Two recent reports have brought the disappointing news of the failure of pembrolizumab and avelumab when compared to chemotherapy in previously-treated patients with gastro-oesophageal cancer. Therefore, more work on biomarkers is needed to allow selection of the patients who are most likely to benefit from single-agent-checkpoint blockade. Combination therapies to increase the proportion of patients who benefit will be necessary to fully harness the power of novel immunotherapies for patients with gastro-oesophageal cancer. Future combinations of interest include doublet immunotherapy for example nivolumab plus anti-LAG3 antibodies, combinations with targeted therapy such as andecaliximab, poly ADP ribose polymerase (PARP) inhibitors or inhibitors of the Wnt pathway.
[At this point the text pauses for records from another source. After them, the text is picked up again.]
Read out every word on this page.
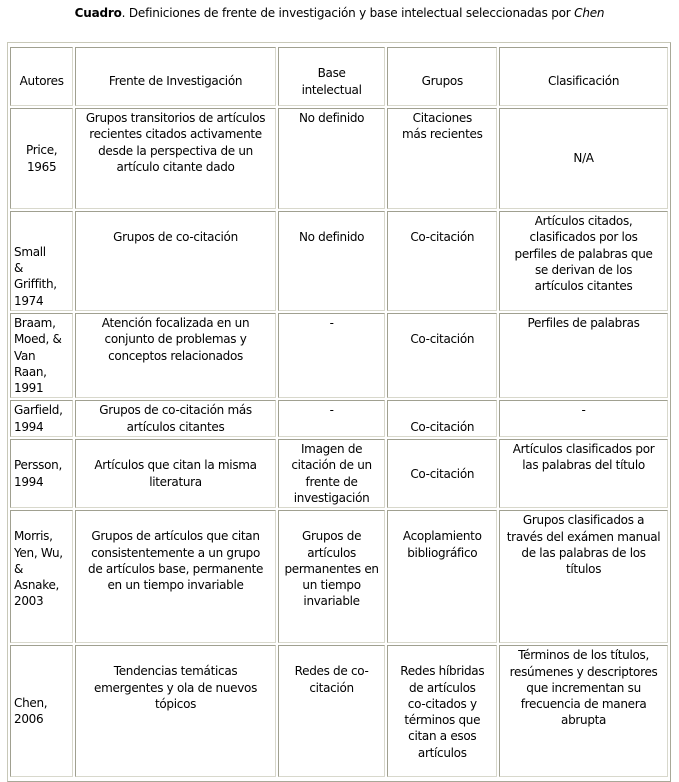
Cuadro. Definiciones de frente de investigación y base intelectual seleccionadas por Chen
Autores	Frente de Investigación	Base intelectual	Grupos	Clasificación
Price, 1965	Grupos transitorios de artículos recientes citados activamente desde la perspectiva de un artículo citante dado	No definido	Citaciones más recientes	N/A
Small & Griffith, 1974	Grupos de co-citación	No definido	Co-citación	Artículos citados, clasificados por los perfiles de palabras que se derivan de los artículos citantes
Braam, Moed, & Van Raan, 1991	Atención focalizada en un conjunto de problemas y conceptos relacionados	-	Co-citación	Perfiles de palabras
Garfield, 1994	Grupos de co-citación más artículos citantes	-	Co-citación	-
Persson, 1994	Artículos que citan la misma literatura	Imagen de citación de un frente de investigación	Co-citación	Artículos clasificados por las palabras del título
Morris, Yen, Wu, & Asnake, 2003	Grupos de artículos que citan consistentemente a un grupo de artículos base, permanente en un tiempo invariable	Grupos de artículos permanentes en un tiempo invariable	Acoplamiento bibliográfico	Grupos clasificados a través del exámen manual de las palabras de los títulos
Chen, 2006	Tendencias temáticas emergentes y ola de nuevos tópicos	Redes de co-citación	Redes híbridas de artículos co-citados y términos que citan a esos artículos	Términos de los títulos, resúmenes y descriptores que incrementan su frecuencia de manera abrupta
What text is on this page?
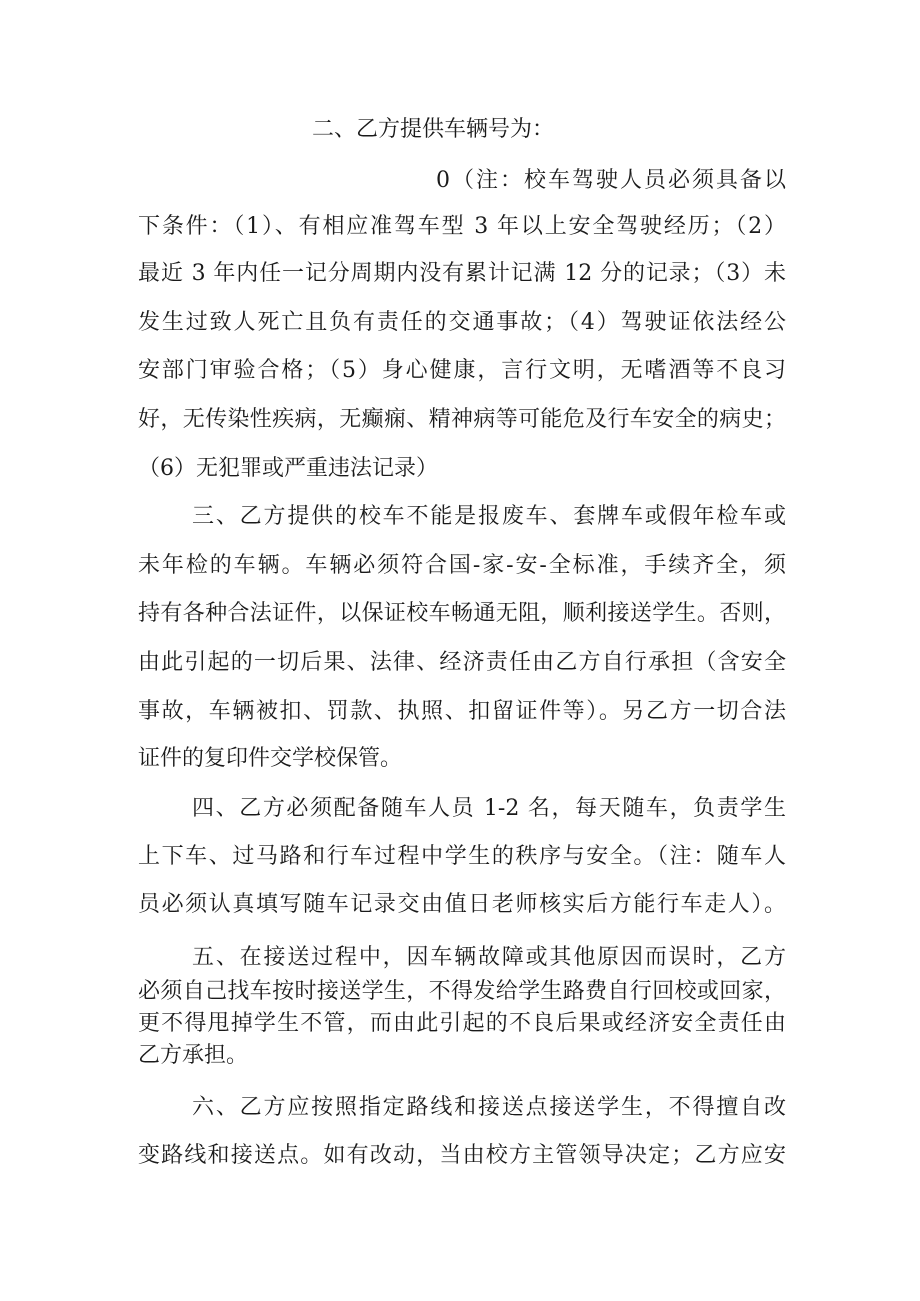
二、乙方提供车辆号为：
0（注：校车驾驶人员必须具备以
下条件：（1）、有相应准驾车型 3 年以上安全驾驶经历；（2）
最近 3 年内任一记分周期内没有累计记满 12 分的记录；（3）未
发生过致人死亡且负有责任的交通事故；（4）驾驶证依法经公
安部门审验合格；（5）身心健康，言行文明，无嗜酒等不良习
好，无传染性疾病，无癫痫、精神病等可能危及行车安全的病史；
（6）无犯罪或严重违法记录）
三、乙方提供的校车不能是报废车、套牌车或假年检车或
未年检的车辆。车辆必须符合国-家-安-全标准，手续齐全，须
持有各种合法证件，以保证校车畅通无阻，顺利接送学生。否则，
由此引起的一切后果、法律、经济责任由乙方自行承担（含安全
事故，车辆被扣、罚款、执照、扣留证件等）。另乙方一切合法
证件的复印件交学校保管。
四、乙方必须配备随车人员 1-2 名，每天随车，负责学生
上下车、过马路和行车过程中学生的秩序与安全。（注：随车人
员必须认真填写随车记录交由值日老师核实后方能行车走人）。
五、在接送过程中，因车辆故障或其他原因而误时，乙方
必须自己找车按时接送学生，不得发给学生路费自行回校或回家，
更不得甩掉学生不管，而由此引起的不良后果或经济安全责任由
乙方承担。
六、乙方应按照指定路线和接送点接送学生，不得擅自改
变路线和接送点。如有改动，当由校方主管领导决定；乙方应安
For the moment, because checkpoint inhibitors are currently not licensed in Europe, the authors do not recommend its use outside of a clinical trial. We foresee that checkpoint inhibition will have its place in third line treatment in the near future. On an individual patient basis MSI-H tumours may already be considered for treatment with checkpoint inhibitors after failure of chemotherapy. To facilitate further development of immune-checkpoint inhibition, patient and oncologist engagement with clinical trials is a prerequisite.
Disclosure Statement
Dr Smyth acknowledges consulting fees for an advisory role from Five Prime Therapeutics, Servier, Gritstone Oncology, BMS and Celgene and funding support of the National Institute for Health Research Royal Marsden Institute for Cancer Research Biomedical Research Centre. Dr Thuss-Patience acknowledges consulting fees for an advisory role from MSD, BMS, Merck, Roche, Lilly, Nordic and Pfizer.